Leitstelle in Bonn

Alte Schule trifft auf moderne Technik

Blick in die neue Leitstelle: Jonas mit sein Großvater Dieter Schumacher (hinten) lassen sich von Feuerwehrmann Martin Conrads die Technik erklären.

BONN. Wo jetzt die neue Feuer- und Rettungsleitstelle am Lievelingsweg steht, war früher eine Garage. "Die hatten wir selbst gebaut, für hundert Mark konnte jeder einen Stellplatz kaufen", sagt Dieter Röhrig. Von 1973 bis 2003 war er bei der Bonner Berufsfeuerwehr, mit 13 anderen Pensionären besichtigte er den Hightech-Neubau der Feuerwache 1. Den vielen Computern und technischen Extras brachten die alten Haudegen zumindest anfangs ein gewisses Misstrauen entgegen.

"Was passiert denn, wenn hier mal der Blitz einschlägt", fragte Hauptbrandmeister a.D. Dieter Schumacher den Abteilungsleiter Marcus Hinz. Unberechtigt war das nicht: Denn er hatte das schon in den 1990er Jahren erlebt. Damals fiel für Minuten die Leitstelle aus, bis das Notstromaggregat ansprang und die Systeme wieder halbwegs liefen.

Hinz musste umringt von kritischen Blicken zugeben, dass dann auch die neue Leitstelle zumindest für kurze Zeit brach läge. "Aber wir können in Sekundenschnelle alle Funktionen an unsere Kollegen in Siegburg übertragen", erklärte er. Denn dort steht die Leitstellentechnik in fast identischer Ausführung ein zweites Mal.

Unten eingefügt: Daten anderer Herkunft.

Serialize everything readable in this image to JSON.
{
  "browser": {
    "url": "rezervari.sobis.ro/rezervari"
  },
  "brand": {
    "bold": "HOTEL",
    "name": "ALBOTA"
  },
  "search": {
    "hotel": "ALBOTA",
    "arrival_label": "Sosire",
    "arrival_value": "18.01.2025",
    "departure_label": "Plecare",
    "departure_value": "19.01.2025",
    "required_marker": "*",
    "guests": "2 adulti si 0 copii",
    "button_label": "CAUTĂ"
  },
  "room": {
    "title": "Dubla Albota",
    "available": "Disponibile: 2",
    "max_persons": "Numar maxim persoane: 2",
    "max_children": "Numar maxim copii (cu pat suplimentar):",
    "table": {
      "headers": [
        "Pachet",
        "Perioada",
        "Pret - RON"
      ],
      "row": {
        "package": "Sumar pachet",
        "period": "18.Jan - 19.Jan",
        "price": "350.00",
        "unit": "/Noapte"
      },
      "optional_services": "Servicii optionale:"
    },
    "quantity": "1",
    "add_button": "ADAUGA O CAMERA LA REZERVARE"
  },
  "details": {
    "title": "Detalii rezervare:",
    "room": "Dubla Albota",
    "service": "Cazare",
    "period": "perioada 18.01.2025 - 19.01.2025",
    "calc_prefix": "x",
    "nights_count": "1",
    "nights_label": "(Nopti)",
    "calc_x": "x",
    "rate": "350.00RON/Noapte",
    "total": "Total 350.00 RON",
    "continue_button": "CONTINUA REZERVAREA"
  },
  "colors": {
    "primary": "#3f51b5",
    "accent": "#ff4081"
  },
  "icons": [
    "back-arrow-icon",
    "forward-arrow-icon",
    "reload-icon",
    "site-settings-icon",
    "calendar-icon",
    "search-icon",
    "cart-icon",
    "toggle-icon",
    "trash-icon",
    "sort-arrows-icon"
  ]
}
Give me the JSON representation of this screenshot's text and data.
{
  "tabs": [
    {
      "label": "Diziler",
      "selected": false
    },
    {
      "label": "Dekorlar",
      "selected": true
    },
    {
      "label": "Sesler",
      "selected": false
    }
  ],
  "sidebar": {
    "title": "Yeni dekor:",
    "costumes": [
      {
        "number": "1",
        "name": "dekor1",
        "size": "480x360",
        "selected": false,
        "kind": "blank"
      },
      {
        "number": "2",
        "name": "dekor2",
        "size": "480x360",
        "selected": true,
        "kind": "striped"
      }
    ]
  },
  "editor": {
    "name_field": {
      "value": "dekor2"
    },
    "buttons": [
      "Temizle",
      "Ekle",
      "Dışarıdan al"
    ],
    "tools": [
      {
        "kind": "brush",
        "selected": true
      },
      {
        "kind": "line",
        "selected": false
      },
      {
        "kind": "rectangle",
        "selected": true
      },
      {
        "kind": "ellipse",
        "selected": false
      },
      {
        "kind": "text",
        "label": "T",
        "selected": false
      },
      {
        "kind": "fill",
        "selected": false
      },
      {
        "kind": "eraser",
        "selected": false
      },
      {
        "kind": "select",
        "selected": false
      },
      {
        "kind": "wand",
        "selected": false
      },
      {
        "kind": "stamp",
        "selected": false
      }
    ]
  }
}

Durch die verstärkte Zusammenarbeit könne man nicht nur bei großen Schadenslagen kooperieren, sondern sich auch beim Totalausfall gegenseitig aushelfen. Die gute alte Stadtkarte werde aber weiterhin vorhanden sein. Das beruhigte den 60-Jährigen, der seinen siebenjährigen Enkel Jonas zur Exklusiv-Führung mitgebracht hatte.

Auch Jonas' Vater Wolfgang Schumacher ist bei der Feuerwehr, deshalb kennt der Kleine schon jetzt seinen Traumberuf: Feuerwehrmann. Am meisten begeisterten ihn die Arbeitsplätze im Hauptraum, in dem alle Notrufe landen. Auf den verschiedenen Bildschirmen gibt es alle wichtigen Informationen. Wer dort arbeitet, sitzt sogar in Spezialsesseln, die denen einer Luxuslimousine gleichen. Damit konnten sich auch die Pensionäre sofort anfreunden.

Nicht nur bei der Technik hat sich in den vergangenen Jahrzehnten viel getan. Generell ist das Leben in der Leitstelle einfacher und komfortabler geworden. "Wir schliefen in den Siebzigern mit vier Mann auf einem Zimmer, in Bad Godesberg manchmal sogar mit acht", sagt der Altgediente Hubert Birnbaum. Heute hat jeder Feuerwehrmann seinen eigenen Schlafplatz. Die Küche ist groß und geräumig, die Spinde belüftet und der Flur strahlt in Frühlingsgrün. "Fit hielt uns das Treppenlaufen", sagt Dieter Schumacher. An Aufzüge wie heute hätte damals niemand gedacht.

"Das ist schon sehr interessant, auf diesen geballten Erfahrungsschatz zu treffen", sagte Marcus Hinz. Er findet es klasse, dass sich die alten Wehrmänner noch immer mit der Feuerwehr identifizieren. Deshalb bekamen sie auch eine Führung während des Probebetriebes, in dem alle Systeme getestet und feinjustiert werden. Von diesem Einblick in die moderne Technik waren sie begeistert. Bis April bleibt die bisherige Leitstelle noch im Einsatz, an einem Tag wird dann komplett umgezogen.

Ausbildung

Zwölf Brandmeisteranwärter haben gerade ihre beruflichen Laufbahn bei der Berufsfeuerwehr begonnen. "In den kommenden 18 Monaten steht den Brandmeisteranwärtern eine intensive Ausbildungszeit mit Lehrgängen und Praxisphasen bevor. In dieser Zeit erhalten sie das Rüstzeug, um sowohl bei Bränden und Gefahrgutunfällen, als auch im Rettungsdienst schnelle und wirksame Hilfe leisten zu können", sagte der stellvertretende Feuerwehrchef Carsten Schneider.